I hope all these comments help to clarify matters.

Our new local area

We have started to explore the countryside around us here in West Sussex and have come to the conclusion that we are very fortunate to have ended up here in Findon. Findon is a delightful village and everyone has been very friendly and welcoming. There are two shops here selling basic foodstuffs for our daily needs, plus a post office/newsagents/general store, and also several pubs which offer food, and an excellent Bangladeshi restaurant and take-away. Our new home is in the South Downs National Park and very near Cissbury Ring, which is an iron-age hillfort, with the remains of Neolithic flint mines.









 This is a view over the Downs from the base of Cissbury Ring.

















The above two pictures show some of the local vegetation. It’s interesting to find so many shrubs and flowers here that are not familiar to us from Bedfordshire and we are beginning to identify some of them. Among those we’ve identified so far, I think we’ve found wild parsnip, hemp agrimony and the wayfaring tree, Viburnum lanterna. Apparently the latter was named the “wayfaring tree” by John Gerard, the 16th century herbalist, because it was such a common roadside tree and therefore very familiar to wayfarers.

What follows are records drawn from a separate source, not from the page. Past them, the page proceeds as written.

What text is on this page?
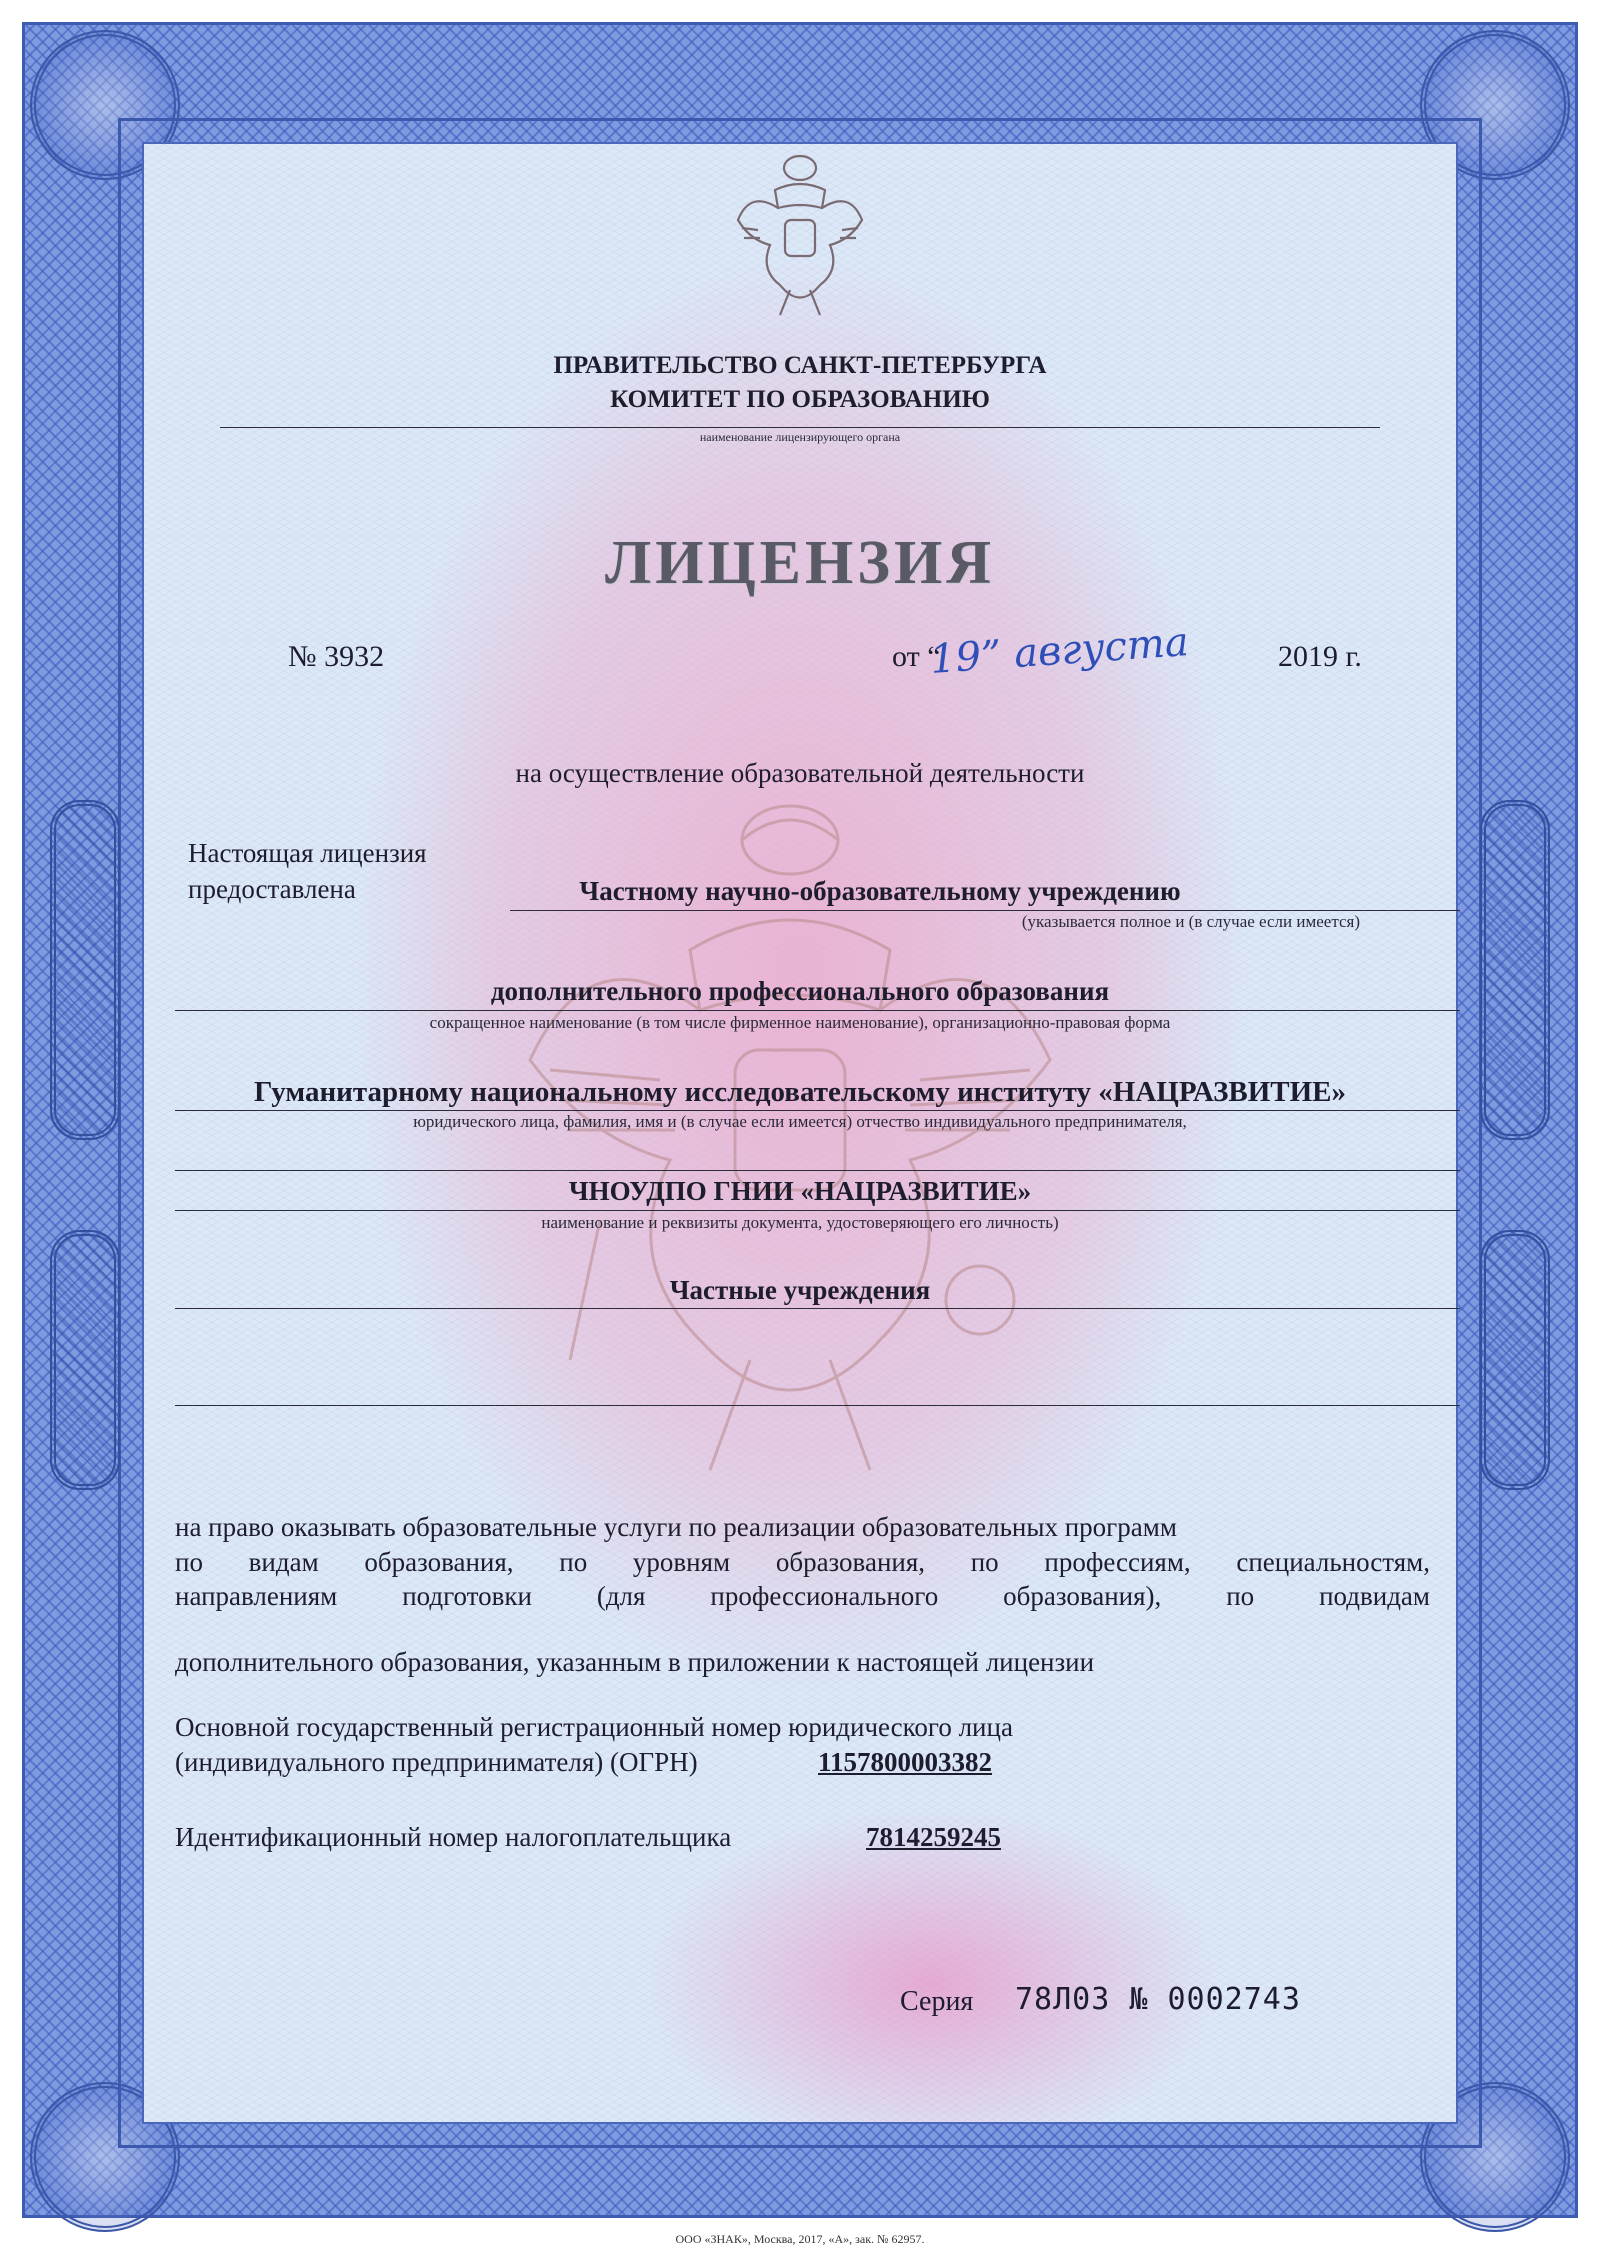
ПРАВИТЕЛЬСТВО САНКТ-ПЕТЕРБУРГА
КОМИТЕТ ПО ОБРАЗОВАНИЮ
наименование лицензирующего органа
ЛИЦЕНЗИЯ
№ 3932	от “
19” августа	2019 г.
на осуществление образовательной деятельности
Настоящая лицензия
предоставлена	Частному научно-образовательному учреждению
(указывается полное и (в случае если имеется)
дополнительного профессионального образования
сокращенное наименование (в том числе фирменное наименование), организационно-правовая форма
Гуманитарному национальному исследовательскому институту «НАЦРАЗВИТИЕ»
юридического лица, фамилия, имя и (в случае если имеется) отчество индивидуального предпринимателя,
ЧНОУДПО ГНИИ «НАЦРАЗВИТИЕ»
наименование и реквизиты документа, удостоверяющего его личность)
Частные учреждения
на право оказывать образовательные услуги по реализации образовательных программ
по видам образования, по уровням образования, по профессиям, специальностям,
направлениям подготовки (для профессионального образования), по подвидам
дополнительного образования, указанным в приложении к настоящей лицензии
Основной государственный регистрационный номер юридического лица
(индивидуального предпринимателя) (ОГРН)	1157800003382
Идентификационный номер налогоплательщика	7814259245
Серия 78Л03 № 0002743
ООО «ЗНАК», Москва, 2017, «А», зак. № 62957.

This is another view over the downs, taken on a rather dull day. If you look very closely you should be able to see some sheep in the distance, just in front of the trees. Each year in September, Findon village has a Sheep Fair, which is held on Nepcote Green, just at the end of our lane. Apparently this fair dates back to 1261, but nowadays sheep are no longer auctioned at the fair. However, this year there will be sheep judging in two categories, Downland and Rare Breeds, and sheepdogs showing their skills, so there should be plenty of sheep on show.